How many times has the first line or paragraph of a novel persuaded us to buy the book right away?
First impressions do count, so it is important that the writer nail the start of a story from the get-go. Who can forget these immortal openings, four of which are referenced from the excellent Oxford Royale Academy site.
1. “It was a bright cold day in April, and the clocks were striking thirteen.” Nineteen Eighty-Four, George Orwell (1949)
The first sentence of George Orwell’s masterpiece, Nineteen Eighty-Four, sets a tone through its jarring use of the number thirteen. Not only is thirteen associated with bad luck, it suggests that something is off with the world, since traditional clocks have only twelve numbers.

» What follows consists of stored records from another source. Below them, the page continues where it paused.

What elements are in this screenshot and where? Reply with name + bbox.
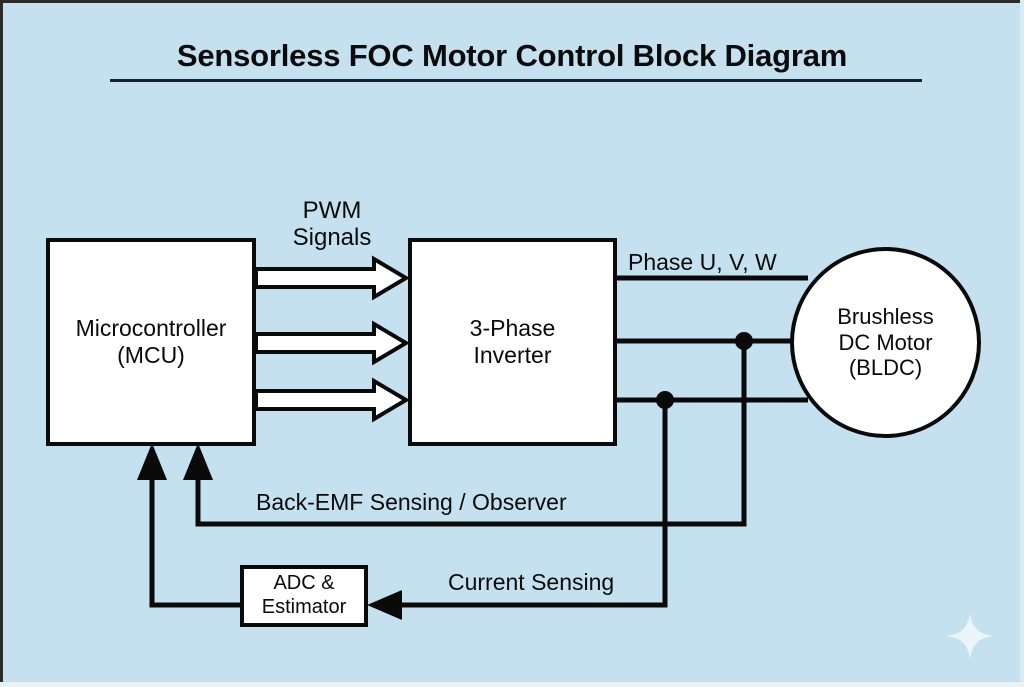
pwm-arrow-2	[256, 324, 406, 362]
block-adc-line1: ADC &	[273, 572, 334, 596]
junction-dot-phase-w	[656, 391, 674, 409]
canvas-border-bottom	[0, 682, 1024, 687]
block-adc-estimator[interactable]: ADC & Estimator	[240, 565, 368, 627]
block-diagram-canvas: Sensorless FOC Motor Control Block Diagr…	[0, 0, 1024, 687]
block-microcontroller-line2: (MCU)	[117, 342, 185, 369]
junction-dot-phase-v	[735, 332, 753, 350]
pwm-arrow-3	[256, 381, 406, 419]
title-underline	[110, 79, 922, 82]
block-adc-line2: Estimator	[262, 596, 346, 620]
label-current-sensing: Current Sensing	[448, 570, 614, 596]
canvas-border-top	[0, 0, 1024, 3]
pwm-arrow-1	[256, 259, 406, 297]
diagram-title: Sensorless FOC Motor Control Block Diagr…	[0, 38, 1024, 74]
canvas-border-right	[1020, 0, 1024, 687]
block-inverter-line1: 3-Phase	[470, 315, 556, 342]
canvas-border-left	[0, 0, 3, 687]
current-sensing-arrowhead	[367, 590, 402, 620]
block-inverter-line2: Inverter	[474, 342, 552, 369]
block-motor-line1: Brushless	[837, 304, 934, 330]
block-three-phase-inverter[interactable]: 3-Phase Inverter	[408, 238, 617, 446]
sparkle-icon	[945, 611, 995, 661]
label-back-emf-sensing: Back-EMF Sensing / Observer	[256, 490, 567, 516]
block-microcontroller[interactable]: Microcontroller (MCU)	[46, 238, 256, 446]
block-microcontroller-line1: Microcontroller	[76, 315, 227, 342]
label-pwm-line1: PWM	[276, 198, 388, 225]
block-bldc-motor[interactable]: Brushless DC Motor (BLDC)	[790, 247, 981, 438]
label-pwm-line2: Signals	[276, 225, 388, 252]
adc-to-mcu-arrowhead	[137, 443, 167, 480]
adc-to-mcu-path	[152, 470, 240, 605]
label-phase-uvw: Phase U, V, W	[628, 250, 777, 276]
block-motor-line3: (BLDC)	[849, 355, 922, 381]
block-motor-line2: DC Motor	[838, 330, 932, 356]
label-pwm-signals: PWM Signals	[276, 198, 388, 252]
back-emf-arrowhead	[183, 443, 213, 480]
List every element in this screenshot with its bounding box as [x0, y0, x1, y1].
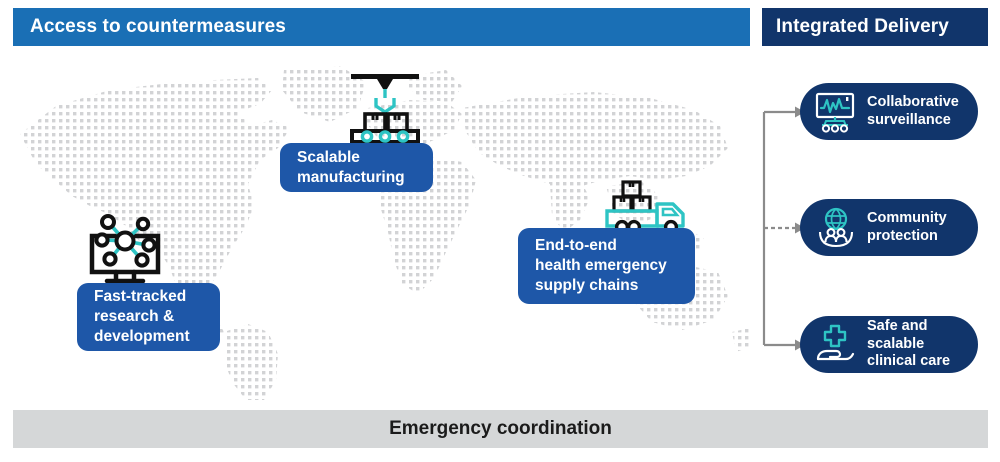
medical-cross-hand-icon: [812, 323, 858, 367]
heartbeat-monitor-icon: [812, 90, 858, 134]
card-label: Scalable manufacturing: [297, 148, 405, 188]
footer-emergency-coordination: Emergency coordination: [13, 410, 988, 448]
card-label-line: Fast-tracked: [94, 287, 190, 307]
card-label: End-to-end health emergency supply chain…: [535, 236, 667, 295]
card-label: Fast-tracked research & development: [94, 287, 190, 346]
card-label-line: development: [94, 327, 190, 347]
card-label-line: health emergency: [535, 256, 667, 276]
card-label-line: manufacturing: [297, 168, 405, 188]
conveyor-belt-icon: [343, 70, 427, 148]
header-left-title: Access to countermeasures: [30, 16, 286, 38]
pill-label-line: Safe and: [867, 318, 950, 336]
pill-label-line: Collaborative: [867, 94, 959, 112]
pill-label-line: protection: [867, 228, 947, 246]
card-label-line: End-to-end: [535, 236, 667, 256]
pill-label-line: Community: [867, 210, 947, 228]
card-supply-chains[interactable]: End-to-end health emergency supply chain…: [518, 228, 695, 304]
card-label-line: research &: [94, 307, 190, 327]
pill-safe-scalable-clinical-care[interactable]: Safe and scalable clinical care: [800, 316, 978, 373]
globe-in-hands-icon: [812, 206, 858, 250]
monitor-network-icon: [85, 214, 165, 286]
pill-collaborative-surveillance[interactable]: Collaborative surveillance: [800, 83, 978, 140]
footer-label: Emergency coordination: [389, 418, 612, 440]
diagram-canvas: Access to countermeasures Integrated Del…: [0, 0, 1000, 462]
pill-label: Safe and scalable clinical care: [867, 318, 950, 371]
header-access-to-countermeasures: Access to countermeasures: [13, 8, 750, 46]
pill-label-line: surveillance: [867, 112, 959, 130]
card-fast-tracked-research[interactable]: Fast-tracked research & development: [77, 283, 220, 351]
header-right-title: Integrated Delivery: [776, 16, 949, 38]
pill-label: Collaborative surveillance: [867, 94, 959, 129]
pill-label-line: scalable: [867, 336, 950, 354]
card-label-line: Scalable: [297, 148, 405, 168]
pill-label-line: clinical care: [867, 353, 950, 371]
pill-label: Community protection: [867, 210, 947, 245]
card-scalable-manufacturing[interactable]: Scalable manufacturing: [280, 143, 433, 192]
card-label-line: supply chains: [535, 276, 667, 296]
header-integrated-delivery: Integrated Delivery: [762, 8, 988, 46]
pill-community-protection[interactable]: Community protection: [800, 199, 978, 256]
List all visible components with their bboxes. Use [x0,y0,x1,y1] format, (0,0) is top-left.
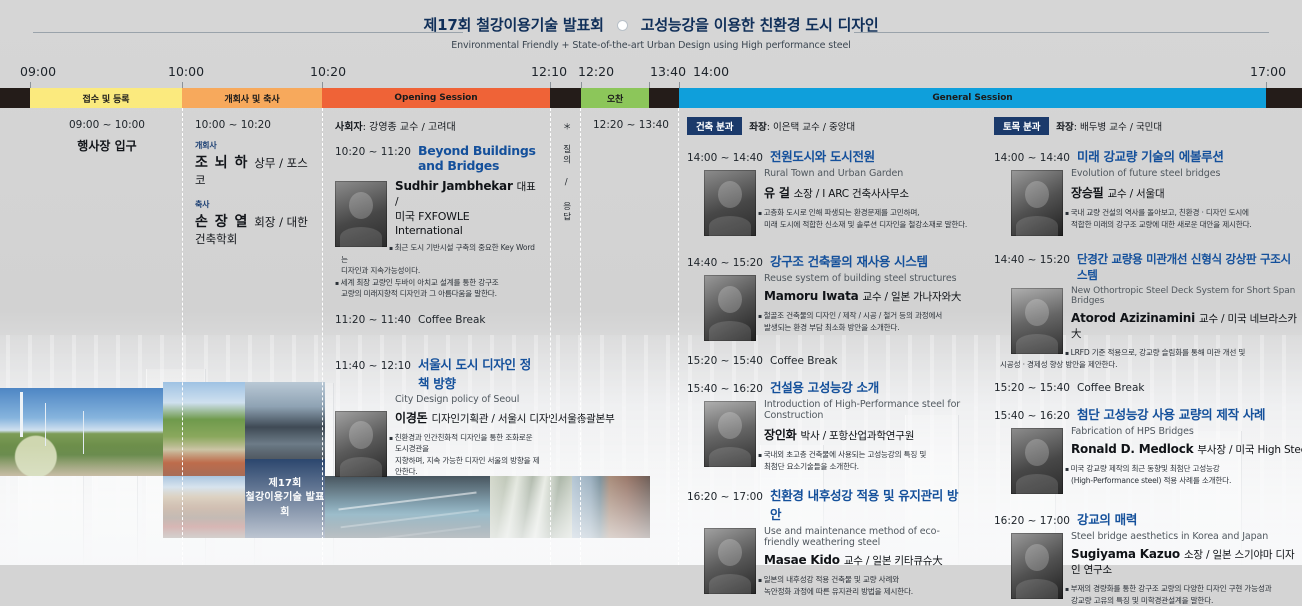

This creates a sense of anxiety in the reader that persists throughout the entire novel and keeps us turning the pages.
2. “It was the best of times, it was the worst of times, it was the age of wisdom, it was the age of foolishness, it was the epoch of belief, it was the epoch of incredulity, it was the season of Light, it was the season of Darkness, it was the spring of hope, it was the winter of despair, we had everything before us, we had nothing before us, we were all going direct to Heaven, we were all going direct the other way.” A Tale of Two Cities, Charles Dickens (1859).
Dickens’ use of contrasting clauses in the opening of his historical novel, A Tale of Two Cities, balanced by the repetition of ‘it was’, ‘we had’ and ‘we were all’, prepares us for the back-and-forth conflict that occurs in London and Paris prior and during the French Revolution—essentially a struggle between good and evil. The tale is rooted in the particular and the general, and this makes it a truly timeless and universal story.
3. “It is a truth universally acknowledged, that a single man in possession of a good fortune, must be in want of a wife.” Pride and Prejudice, Jane Austen (1813)
Here Jane Austin‘s somewhat satirical tone establishes the author’s posture towards the social norms of the day. The line, we later discover, is associated with Mrs. Bennet, a persistent woman who is determined to marry off her six daughters come hell or high water. We secretly enjoy Austen’s subtle but somewhat cruel social and cultural critique, and this keeps us wanting to read more.
“A great first line serves as a secret fountain to our story, allowing us to drink from it when all other sources dry up.”
4. “In a hole in the ground there lived a hobbit.” The Hobbit, Tolkien (1932).
The unassuming simplicity of this line is precisely what makes it work so well as an opening salvo, harking back to countless fairytales. Furthermore, we are immediately intrigued by the word, ‘hobbit’. We ask ourselves, what kind of creature is a hobbit? And why does he live in a hole in the ground? We seek answers to these questions and so we keep reading.
And lastly, if I may be permitted the presumption of intruding upon such illustrious company:
“WHEN I was a young man and my life was bursting through like a newly sprung carnation, I thought about time as a phenomenon flowing from the equations of physics, something to be answered by the math; but now that I am older and given to bouts of melancholy during my ambles along the shore, time and space have become a longing and the equations have been tamed by syrup poured over waffles baked to a golden hue.” The Nostalgia of Time Travel, Stavros Halvatzis (2015).
Here, the narrator’s romanticised sense of nostalgia about his youth immediately betrays itself through the phrase ‘newly sprung carnation’. It also characterises him as something of a dandy. His initial belief in the equations of physics has been ‘tamed’, ironically enough, by time itself. There is something touching, however, about his failure to solve the intractable mathematical equation that has consumed his life, a sentiment bolstered by words such as ‘melancholy’, ‘ambles’ and ‘longing’. The impression that we are left with is of a once brilliant man in decline, forced to spend his time reminiscing about the past over ‘waffles baked to a golden hue’.